Scholie : Il est évident, par la Propos. 4, part. 4, que l’hypothèse contenue dans la Proposition qu’on vient de démontrer est fausse et ne peut se concevoir, si ce n’est toutefois en tant que l’on regarde seulement la nature humaine, ou plutôt Dieu, considéré non comme infini, mais comme cause de l’existence de l’homme.…
… cette liberté a été recouvrée par les patriarches guidés par l’esprit du Christ, c’est-à-dire par l’idée de Dieu, qui seule peut faire que l’homme soit libre et qu’il désire pour les autres le bien qu’il désire pour soi-même, comme on l’a démontré plus haut.

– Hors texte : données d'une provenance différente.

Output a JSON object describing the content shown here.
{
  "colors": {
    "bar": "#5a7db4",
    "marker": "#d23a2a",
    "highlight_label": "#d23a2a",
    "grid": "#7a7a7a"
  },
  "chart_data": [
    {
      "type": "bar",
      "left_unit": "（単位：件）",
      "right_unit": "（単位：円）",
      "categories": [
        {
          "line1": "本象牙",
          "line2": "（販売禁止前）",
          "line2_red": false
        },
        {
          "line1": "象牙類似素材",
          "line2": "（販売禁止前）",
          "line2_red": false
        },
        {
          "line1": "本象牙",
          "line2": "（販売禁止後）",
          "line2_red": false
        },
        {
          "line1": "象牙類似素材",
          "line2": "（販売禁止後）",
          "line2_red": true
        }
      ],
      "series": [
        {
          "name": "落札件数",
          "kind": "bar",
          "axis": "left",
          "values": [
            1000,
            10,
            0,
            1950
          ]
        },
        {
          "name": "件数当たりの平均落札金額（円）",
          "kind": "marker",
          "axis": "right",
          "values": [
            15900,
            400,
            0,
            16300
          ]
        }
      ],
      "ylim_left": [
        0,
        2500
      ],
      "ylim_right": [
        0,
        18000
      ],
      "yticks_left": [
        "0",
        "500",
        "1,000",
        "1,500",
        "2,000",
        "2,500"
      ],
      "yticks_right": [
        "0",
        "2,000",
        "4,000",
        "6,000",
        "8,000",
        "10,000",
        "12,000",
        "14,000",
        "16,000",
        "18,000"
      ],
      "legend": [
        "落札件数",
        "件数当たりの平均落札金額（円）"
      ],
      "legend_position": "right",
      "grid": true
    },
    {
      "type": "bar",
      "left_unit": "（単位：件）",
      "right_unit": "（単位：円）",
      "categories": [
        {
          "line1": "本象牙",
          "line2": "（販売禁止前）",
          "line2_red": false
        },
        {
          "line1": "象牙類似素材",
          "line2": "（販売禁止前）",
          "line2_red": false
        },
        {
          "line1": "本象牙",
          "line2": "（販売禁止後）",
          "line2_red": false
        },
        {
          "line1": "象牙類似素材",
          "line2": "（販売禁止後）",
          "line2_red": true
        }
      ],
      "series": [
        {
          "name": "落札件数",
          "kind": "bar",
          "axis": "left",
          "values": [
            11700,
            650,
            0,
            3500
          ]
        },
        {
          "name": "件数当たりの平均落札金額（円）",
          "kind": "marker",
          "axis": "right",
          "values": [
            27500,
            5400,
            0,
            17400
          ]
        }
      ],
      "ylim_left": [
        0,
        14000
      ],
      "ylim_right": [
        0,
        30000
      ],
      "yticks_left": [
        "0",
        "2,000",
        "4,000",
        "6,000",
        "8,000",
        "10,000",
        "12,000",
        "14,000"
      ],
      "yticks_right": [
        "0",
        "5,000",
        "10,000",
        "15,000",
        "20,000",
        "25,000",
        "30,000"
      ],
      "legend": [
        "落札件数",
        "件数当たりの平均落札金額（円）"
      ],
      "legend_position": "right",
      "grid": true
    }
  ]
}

En prime, qui démontre que la Raison s’applique directement lorsqu’il d’agit de « connaissance
vraie du bien et du mal, » ce à quoi s’oppose l’idée inadéquate de ce qui est bon ou mauvais, étant une simple traduction de notre complexion du moment, la joie et la tristesse étant en outre des indicateurs réels quoique confus, perceptibles selon le premier genre donc, du mauvais et du bon (en rappelant que cependant la pire des passions, l’orgueil, est une joie, et qu’au contraire la pitié, qui lui est bien supérieure tout en ne convenant pas à celui que guide la Raison, est une tristesse.)
E4P62S : … l’imagination n’est pas affectée de la même façon par une chose présente et par une chose à venir ; et de là vient que la vraie connaissance que nous avons du bien et du mal n’est qu’une connaissance abstraite ou générale, et que le jugement que nous portons sur l’ordre des choses et l’enchaînement des causes, afin de déterminer ce qui nous est présentement bon ou mauvais, est un jugement plus imaginaire que réel. Il ne faut donc point s’étonner que le désir qui naît de la connaissance du bien et du mal, en tant que relative à l’avenir, puisse être si facilement empêché par le désir des choses qui nous sont actuellement agréables. Sur ce point, voyez la Propos. 18, part. 4.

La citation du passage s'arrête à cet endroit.